New York City is home to hundreds of activist groups, some of which have been at the frontlines for decades and some that are newer to the fight. One day, eight organisations, 14 people…This is a cross-section of what resistance – New York style – looks like in 2018.


Make the Road New York builds the power of immigrant and working-class communities to achieve dignity and justice.

Tell us a bit about yourselves and your work…
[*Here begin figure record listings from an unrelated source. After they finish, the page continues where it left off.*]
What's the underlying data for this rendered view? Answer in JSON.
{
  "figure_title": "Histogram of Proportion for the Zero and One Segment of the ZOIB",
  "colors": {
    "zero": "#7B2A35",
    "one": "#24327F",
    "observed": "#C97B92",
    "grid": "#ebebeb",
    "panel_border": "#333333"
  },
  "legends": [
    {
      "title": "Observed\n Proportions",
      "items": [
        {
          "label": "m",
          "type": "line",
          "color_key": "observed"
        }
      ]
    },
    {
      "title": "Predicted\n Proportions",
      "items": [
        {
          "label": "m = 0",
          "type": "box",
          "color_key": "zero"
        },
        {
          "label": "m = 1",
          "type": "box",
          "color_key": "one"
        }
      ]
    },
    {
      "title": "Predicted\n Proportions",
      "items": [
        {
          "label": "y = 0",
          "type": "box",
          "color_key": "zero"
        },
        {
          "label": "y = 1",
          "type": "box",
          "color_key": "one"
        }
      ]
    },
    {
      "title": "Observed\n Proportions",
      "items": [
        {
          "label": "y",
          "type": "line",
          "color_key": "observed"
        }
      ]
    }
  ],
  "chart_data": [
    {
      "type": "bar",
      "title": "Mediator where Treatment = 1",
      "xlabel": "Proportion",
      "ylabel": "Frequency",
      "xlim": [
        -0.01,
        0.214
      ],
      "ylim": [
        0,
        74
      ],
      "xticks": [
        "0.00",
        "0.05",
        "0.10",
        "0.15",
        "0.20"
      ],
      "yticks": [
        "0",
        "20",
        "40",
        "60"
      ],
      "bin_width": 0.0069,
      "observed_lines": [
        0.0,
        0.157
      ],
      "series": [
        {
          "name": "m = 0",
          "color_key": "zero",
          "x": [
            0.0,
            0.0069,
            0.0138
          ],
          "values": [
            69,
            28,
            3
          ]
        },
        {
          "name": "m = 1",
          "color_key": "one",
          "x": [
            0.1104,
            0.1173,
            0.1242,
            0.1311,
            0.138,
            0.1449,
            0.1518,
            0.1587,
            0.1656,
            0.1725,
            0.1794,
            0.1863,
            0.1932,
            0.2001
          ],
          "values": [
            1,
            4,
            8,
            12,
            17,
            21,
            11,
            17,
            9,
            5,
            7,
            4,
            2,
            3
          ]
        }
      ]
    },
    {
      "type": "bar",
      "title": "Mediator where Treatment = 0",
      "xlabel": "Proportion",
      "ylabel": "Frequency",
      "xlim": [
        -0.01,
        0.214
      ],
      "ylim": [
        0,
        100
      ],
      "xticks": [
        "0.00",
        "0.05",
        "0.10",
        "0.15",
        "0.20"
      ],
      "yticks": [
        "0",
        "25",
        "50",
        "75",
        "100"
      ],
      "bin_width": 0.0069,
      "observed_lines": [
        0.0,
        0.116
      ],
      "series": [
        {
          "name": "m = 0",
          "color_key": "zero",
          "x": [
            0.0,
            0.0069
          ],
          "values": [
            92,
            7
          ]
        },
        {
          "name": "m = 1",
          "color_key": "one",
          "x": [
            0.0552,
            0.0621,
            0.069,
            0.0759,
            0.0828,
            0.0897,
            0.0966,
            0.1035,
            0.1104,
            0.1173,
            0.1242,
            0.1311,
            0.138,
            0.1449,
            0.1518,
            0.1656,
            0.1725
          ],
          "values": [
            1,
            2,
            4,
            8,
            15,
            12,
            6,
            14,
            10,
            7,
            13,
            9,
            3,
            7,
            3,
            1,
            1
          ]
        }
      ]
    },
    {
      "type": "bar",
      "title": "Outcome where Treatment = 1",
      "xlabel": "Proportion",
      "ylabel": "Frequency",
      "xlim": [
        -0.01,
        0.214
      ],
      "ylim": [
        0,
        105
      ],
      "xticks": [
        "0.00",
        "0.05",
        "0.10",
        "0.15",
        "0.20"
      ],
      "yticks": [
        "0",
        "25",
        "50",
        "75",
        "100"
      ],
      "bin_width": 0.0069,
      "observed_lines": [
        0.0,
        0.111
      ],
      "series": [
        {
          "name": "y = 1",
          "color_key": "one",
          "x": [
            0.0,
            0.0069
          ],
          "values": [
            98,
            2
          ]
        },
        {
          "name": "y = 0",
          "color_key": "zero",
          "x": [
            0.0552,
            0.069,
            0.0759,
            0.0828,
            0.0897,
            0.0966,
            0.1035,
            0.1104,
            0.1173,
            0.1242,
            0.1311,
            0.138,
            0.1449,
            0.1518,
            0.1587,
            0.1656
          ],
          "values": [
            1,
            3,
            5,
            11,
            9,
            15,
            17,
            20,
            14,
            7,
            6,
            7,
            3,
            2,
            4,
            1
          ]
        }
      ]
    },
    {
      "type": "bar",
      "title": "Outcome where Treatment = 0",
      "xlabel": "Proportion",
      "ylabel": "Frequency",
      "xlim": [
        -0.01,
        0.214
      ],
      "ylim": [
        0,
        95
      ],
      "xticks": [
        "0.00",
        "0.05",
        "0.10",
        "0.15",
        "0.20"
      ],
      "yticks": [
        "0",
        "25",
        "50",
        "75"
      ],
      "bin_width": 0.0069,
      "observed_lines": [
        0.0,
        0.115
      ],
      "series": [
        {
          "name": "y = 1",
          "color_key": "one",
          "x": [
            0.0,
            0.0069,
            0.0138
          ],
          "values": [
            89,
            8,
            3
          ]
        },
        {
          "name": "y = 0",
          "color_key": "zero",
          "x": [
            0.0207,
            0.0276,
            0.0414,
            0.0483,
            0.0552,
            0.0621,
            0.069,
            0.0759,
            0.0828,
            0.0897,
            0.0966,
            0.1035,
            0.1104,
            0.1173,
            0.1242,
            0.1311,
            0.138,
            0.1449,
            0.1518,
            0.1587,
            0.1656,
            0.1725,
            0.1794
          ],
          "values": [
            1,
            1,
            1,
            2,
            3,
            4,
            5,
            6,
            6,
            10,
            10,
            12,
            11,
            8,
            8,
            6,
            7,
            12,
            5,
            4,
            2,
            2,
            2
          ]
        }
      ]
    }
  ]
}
Darian Agostini: I’m 23. Spent most of my life in Flatbush, being around this really black, immigrant, Caribbean culture. My own family had police officers come to my house when I was a kid, and do some really messed up stuff with my dad. I experienced hyper-aggressive policing since I was 13. I think in my senior year, that all crystallised with Trayvon Martin. Trayvon was killed through similar practice. I looked at Trayvon and just thought, This is my life. What separates me from Trayvon?I got a summer job at Make the Road NY. And I listened to people talk about the same things I was talking about. Like, why do we see all these police in our schools and neighbourhoods? Why don’t we have that same funding for education? Why are folks in our communities going through poverty and homelessness and drug addiction? And how do we solve some of these problems? So I joined the part of the organisation focusing on policing work. To this day, we do a lot of work that connects with the families of people who have been killed by police. The list, sadly, continues to grow.

Reign Rolon: I’m 19. Born and raised in East New York, which at one point was the crime capital of Brooklyn. It’s still kind of considered that. I’m black, but I’m Puerto Rican. I went to high school in Flatbush. And I feel like my high school years, it was like this realisation of, Oh shit, I’m black. I felt this in between-ness. My senior year of high school, I was in mad debates! My teacher really liked the fact I was doing that stuff. This internship programme came. I was not interested. She would show me the application and be like, it’d be cool if you signed up. Then she just kept appearing, lunchroom, drama class, everywhere she knew I would be at. So, I was like, yo, let me sign up to get this lady out my face. They tell me they’re sending me to Make the Road. I thought it was a construction company! So I showed up. And it was the first time I was surrounded by community folk. Like, I don’t know how to put it. They just resonated with me. And I didn’t feel I was always being challenged in the idea of what my blackness is. I don’t know, it just felt mad beautiful. It gives me hope, and this sense of community love.

Why do you think is it important to be involved in activism right now?

Darian: Our communities have always been repressed, as far back as slavery. One of the strategic principles of slavery was that people who were enslaved were not gonna be able to read and write. So they weren’t going to be able to spread ideas, specifically about freedom, liberation, justice, equality. These were things our communities were isolated from. So right now it’s important, specifically for young people of colour, to talk and take that message centre-stage. Because young people have always led change in society. If we don’t, who does?

“Everything about the inception of policing in the US started from slave patrols. To disrupt, dismantle and destabilize the small communities freed black peoples had… Ultimately, the police are not institutions of safety for us.”

Is policing getting better or worse?

Reign: I feel it’s not gonna get better ‘till it disappears. ‘Till it’s just gone in general. ‘Cause policing is totally, totally rooted in racism. It’s like, no matter how we shift power back to people, they will always be racist, and something’s always gonna be happening to bodies of colour, black bodies. It’s fucked up. The history of the NYPD is so violent.

Darian: James Baldwin said, ‘Their very presence is an insult … even if they spent their entire day feeding gumdrops to children. They represent the force of the white world … to keep the black man … in his place.” Everything about the inception of policing in the US started from slave patrols. To disrupt, dismantle and destabilize the small communities freed black peoples had… Ultimately, the police are not institutions of safety for us.

What are the things you like most about New York?

Darian: In a city that’s made for elites and corporations, really poor people have been able to survive. And not only that, but resist, powerfully. Resist oppression, resist the neglect the government has handed out to our communities. We’re becoming more powerful with every generation.